El año del ukulele. El año de los dibujitos. El año de la bisutería. El año de Sia. El año de Tsukuba – Guam – Kioto – Nara – Tokio – Ginebra – Lyon – Montreux – Aigle – Lausanne – París – Amsterdam – Lisse – Seúl – Bogotá – La Dorada – Pandi – Buenos Aires – Nueva York – Naoshima. El año de la tesis. El año de la mudanza de los blogs. El año del hikikomorismo.

Un año que prometía ser el más feliz de mi vida pero al final resultó un timo total. Uno en el que aprendí que si bien el amor todo lo puede y todos lo buscan, el mío es una cosa estorbosa de poder nulo.

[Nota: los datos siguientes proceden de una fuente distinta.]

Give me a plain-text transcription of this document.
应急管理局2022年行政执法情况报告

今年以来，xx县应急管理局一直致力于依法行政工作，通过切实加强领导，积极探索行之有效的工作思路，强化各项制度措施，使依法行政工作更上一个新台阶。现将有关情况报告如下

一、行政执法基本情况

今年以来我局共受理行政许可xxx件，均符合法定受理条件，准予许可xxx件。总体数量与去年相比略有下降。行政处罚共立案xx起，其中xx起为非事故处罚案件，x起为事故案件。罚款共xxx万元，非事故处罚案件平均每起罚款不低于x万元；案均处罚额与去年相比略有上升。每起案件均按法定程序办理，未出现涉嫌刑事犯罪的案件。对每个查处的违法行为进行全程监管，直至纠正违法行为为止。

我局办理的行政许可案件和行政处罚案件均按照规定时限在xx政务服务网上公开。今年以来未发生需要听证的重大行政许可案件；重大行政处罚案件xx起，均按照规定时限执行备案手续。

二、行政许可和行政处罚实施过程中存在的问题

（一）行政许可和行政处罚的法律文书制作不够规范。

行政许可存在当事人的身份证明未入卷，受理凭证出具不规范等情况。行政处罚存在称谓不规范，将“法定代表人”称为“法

Un año compuesto de millones de instantes. Las conversaciones cantadas con Cavorite. La noticia del matrimonio de Minori. Mi abuelo en cuidados intensivos hablándome de aritmética. Los desayunos con Yurika en el parque. El mejor helado del mundo en cama con mi hermana. Hazuki en mi casa, en ruana. María Lucía y Ueo a la vera del río. Una flor roja en el pelo de Amber. El peor cólico del mundo en una banca rodeada de venados, al lado de j. El milagro navideño del pollo frito de combini con Azuma. Mer y Santiago tiñendo de felicidad el subway. El CERN. El KEK. La JAXA. “Vous êtes jolie”. Cada uno de los cuatro mil sánduches que elaboramos o compramos con Cavorite. El pescado más gracioso del planeta en compañía de Yin y Azuma. “Wonderwall” a dúo para un público ribereño. El reencuentro con Alicia. El museo Chichu, la antesala del cielo. Un vuelo NYC-Tokio pasado por agua. Aquella persona que quise tanto conocer y no pude. La gran película de acción que fue la entrega de la tesis. Los traboules. Las postales. Los lápices de colores. Las torres de libros.

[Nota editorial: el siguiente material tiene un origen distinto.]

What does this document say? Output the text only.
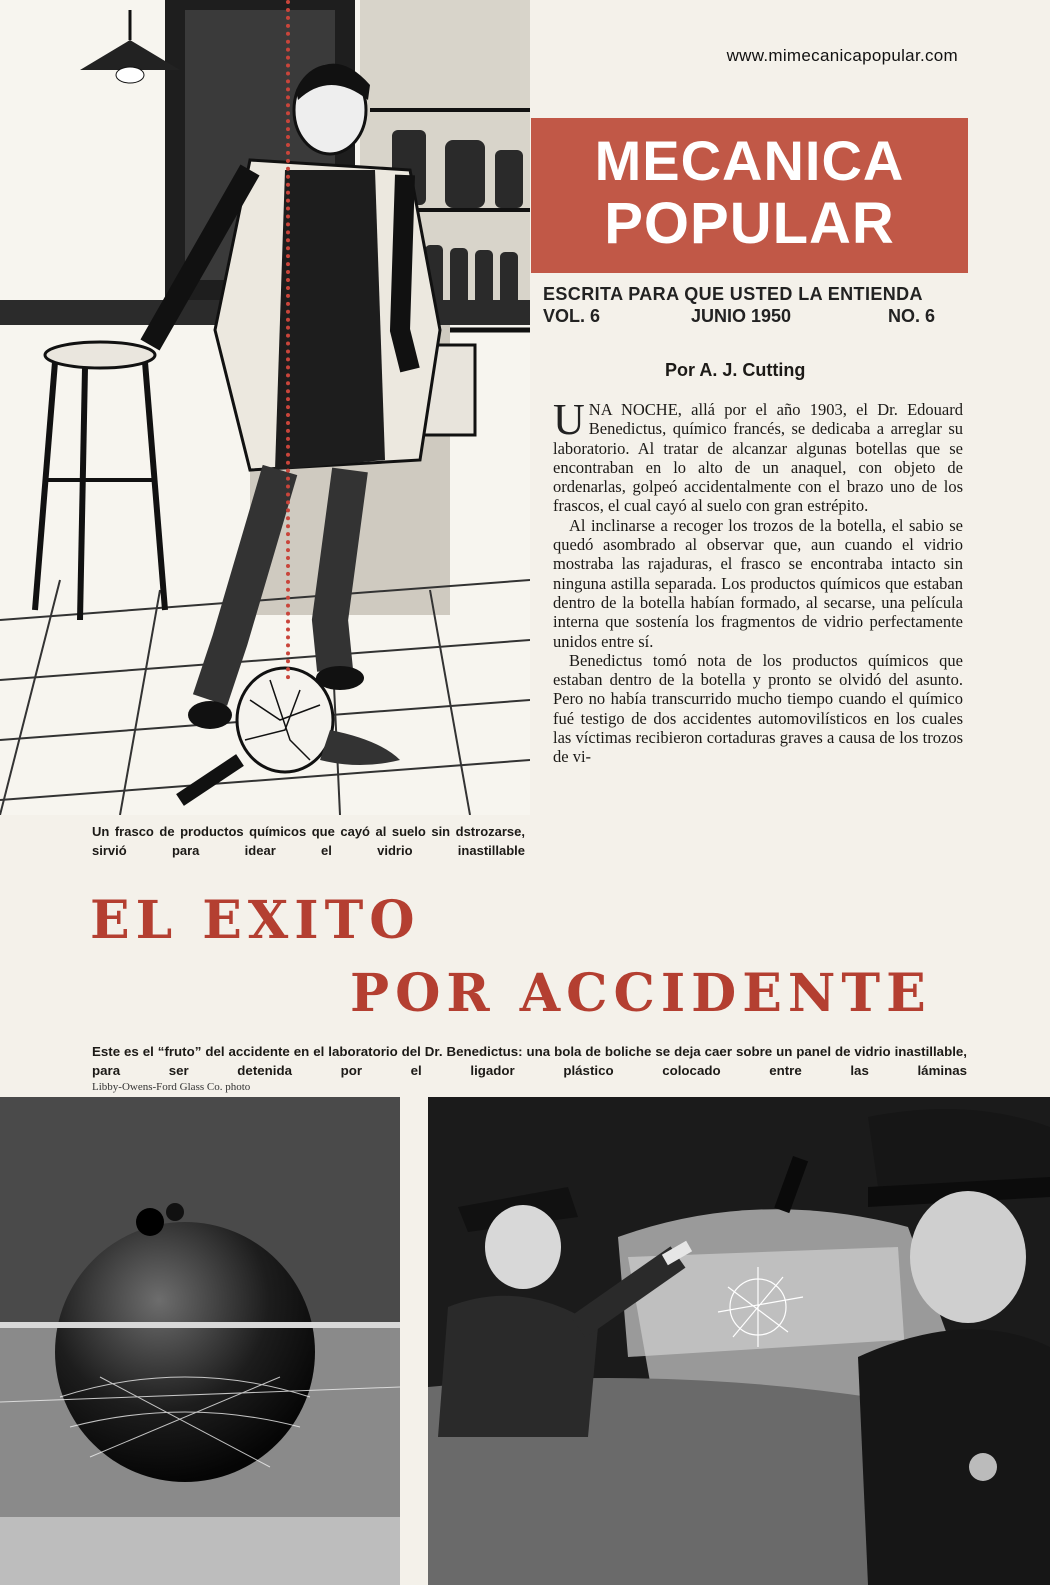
www.mimecanicapopular.com
MECANICA
POPULAR
ESCRITA PARA QUE USTED LA ENTIENDA
VOL. 6	JUNIO 1950	NO. 6
Por A. J. Cutting

UNA NOCHE, allá por el año 1903, el Dr. Edouard Benedictus, químico francés, se dedicaba a arreglar su laboratorio. Al tratar de alcanzar algunas botellas que se encontraban en lo alto de un anaquel, con objeto de ordenarlas, golpeó accidentalmente con el brazo uno de los frascos, el cual cayó al suelo con gran estrépito.

Al inclinarse a recoger los trozos de la botella, el sabio se quedó asombrado al observar que, aun cuando el vidrio mostraba las rajaduras, el frasco se encontraba intacto sin ninguna astilla separada. Los productos químicos que estaban dentro de la botella habían formado, al secarse, una película interna que sostenía los fragmentos de vidrio perfectamente unidos entre sí.

Benedictus tomó nota de los productos químicos que estaban dentro de la botella y pronto se olvidó del asunto. Pero no había transcurrido mucho tiempo cuando el químico fué testigo de dos accidentes automovilísticos en los cuales las víctimas recibieron cortaduras graves a causa de los trozos de vi-

Un frasco de productos químicos que cayó al suelo sin dstrozarse, sirvió para idear el vidrio inastillable
EL EXITO
POR ACCIDENTE
Este es el “fruto” del accidente en el laboratorio del Dr. Benedictus: una bola de boliche se deja caer sobre un panel de vidrio inastillable, para ser detenida por el ligador plástico colocado entre las láminas
Libby-Owens-Ford Glass Co. photo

Ahora estoy enferma y no puedo levantarme a darle un final decente a este año de telenovela, pero bueh. De todas maneras el final final, el definitivo, inexorable e impajaritable, vendrá en marzo. Este es solo un cambio de fecha en el frío del invierno. Bah, bah, bah y recontra bah.

相手の心

Nunca voy a entender. No importa cuánto lea e investigue y reflexione, jamás voy a entender. Es apenas obvio. Y aún así no dejo de intentar porque qué más puedo hacer. Estar. Estoy. Me pregunto si he logrado hacérselo saber, si sirve de algo, si por siquiera un instante ha servido de algo.

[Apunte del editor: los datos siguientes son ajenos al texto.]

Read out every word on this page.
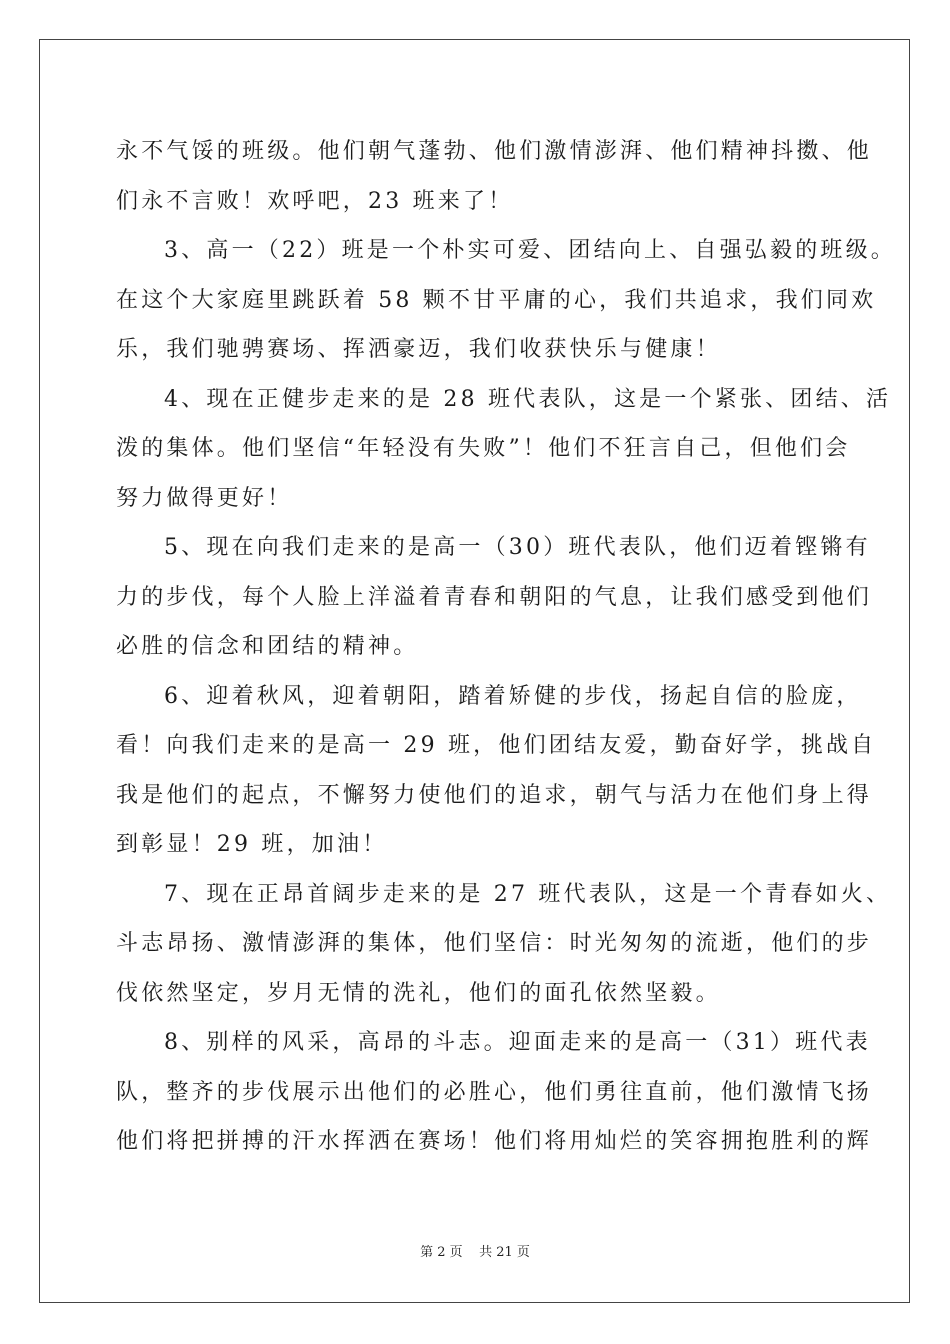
永不气馁的班级。他们朝气蓬勃、他们激情澎湃、他们精神抖擞、他
们永不言败！欢呼吧，23 班来了！
3、高一（22）班是一个朴实可爱、团结向上、自强弘毅的班级。
在这个大家庭里跳跃着 58 颗不甘平庸的心，我们共追求，我们同欢
乐，我们驰骋赛场、挥洒豪迈，我们收获快乐与健康！
4、现在正健步走来的是 28 班代表队，这是一个紧张、团结、活
泼的集体。他们坚信“年轻没有失败”！他们不狂言自己，但他们会
努力做得更好！
5、现在向我们走来的是高一（30）班代表队，他们迈着铿锵有
力的步伐，每个人脸上洋溢着青春和朝阳的气息，让我们感受到他们
必胜的信念和团结的精神。
6、迎着秋风，迎着朝阳，踏着矫健的步伐，扬起自信的脸庞，
看！向我们走来的是高一 29 班，他们团结友爱，勤奋好学，挑战自
我是他们的起点，不懈努力使他们的追求，朝气与活力在他们身上得
到彰显！29 班，加油！
7、现在正昂首阔步走来的是 27 班代表队，这是一个青春如火、
斗志昂扬、激情澎湃的集体，他们坚信：时光匆匆的流逝，他们的步
伐依然坚定，岁月无情的洗礼，他们的面孔依然坚毅。
8、别样的风采，高昂的斗志。迎面走来的是高一（31）班代表
队，整齐的步伐展示出他们的必胜心，他们勇往直前，他们激情飞扬
他们将把拼搏的汗水挥洒在赛场！他们将用灿烂的笑容拥抱胜利的辉
第 2 页    共 21 页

[ Seven Seconds— Youssou N’Dour & Neneh Cherry ]

The Magnificent Game of Love and Courage

En distintos lugares del mundo y con un desfase de alrededor de dos meses, un hombre de 85 años y un niño de 3 días se aferran con lo poco que les queda o hasta ahora tienen a este mundo. Atravesando las paredes y los océanos hay hilos invisibles que los atan a los pensamientos de tantos otros seres que hacen lo posible por seguir caminando sin distraerse. Recuerdos e ilusiones. Las historias que quedaron sin ser contadas. Las canciones que no se enseñaron. Un problema de matemáticas. Un libro de cuentos. A una de estas dos personas la conocí y pasé con ella mucho pero muchísimo tiempo. A la otra me moría por conocerla y pasar con ella mucho pero muchísimo tiempo. O lo razonable. Pero no sé qué es lo razonable para alguien que de antemano uno quiere tanto.

No puedo decir que alguno de ellos haya perdido la lucha o que el otro tarde o temprano lo hará, por más que se hayan encontrado en extremos opuestos de una línea del tiempo. Ambos han ganado. La vida que han tenido les ha valido para cambiar su entorno de manera radical. Y no hablo de ganar elecciones parlamentarias ni nada de eso. Hablo de la capacidad extraordinaria que han tenido estos héroes, nuestros héroes, para transformarnos por dentro, para darnos una felicidad que nos dure lo suficiente como para emprender la lucha nosotros mismos también. Si ponemos atención nos daremos cuenta de que lo que ha ocurrido allá afuera, alrededor de esa gran batalla interna, ha sido una acumulación desbordante de amor. Todos nos hemos reunido en torno a ellos; les hemos dado partes de nosotros a como diera lugar con la esperanza impotente de ayudarlos a pelear más y mejor.

Al final del proceso ellos se van (no sabemos aún por qué), pero ese amor queda. Queda para que lo compartamos y para que nos ilumine cuando nos sintamos solos e irredentos. Ahora sabemos —aunque lo hemos aprendido de la manera más dolorosa posible— que no es justo rendirnos en nuestra relativa completud cuando ellos, sin siquiera dientes ni uñas para luchar, lo hicieron de manera tan pero tan valiente.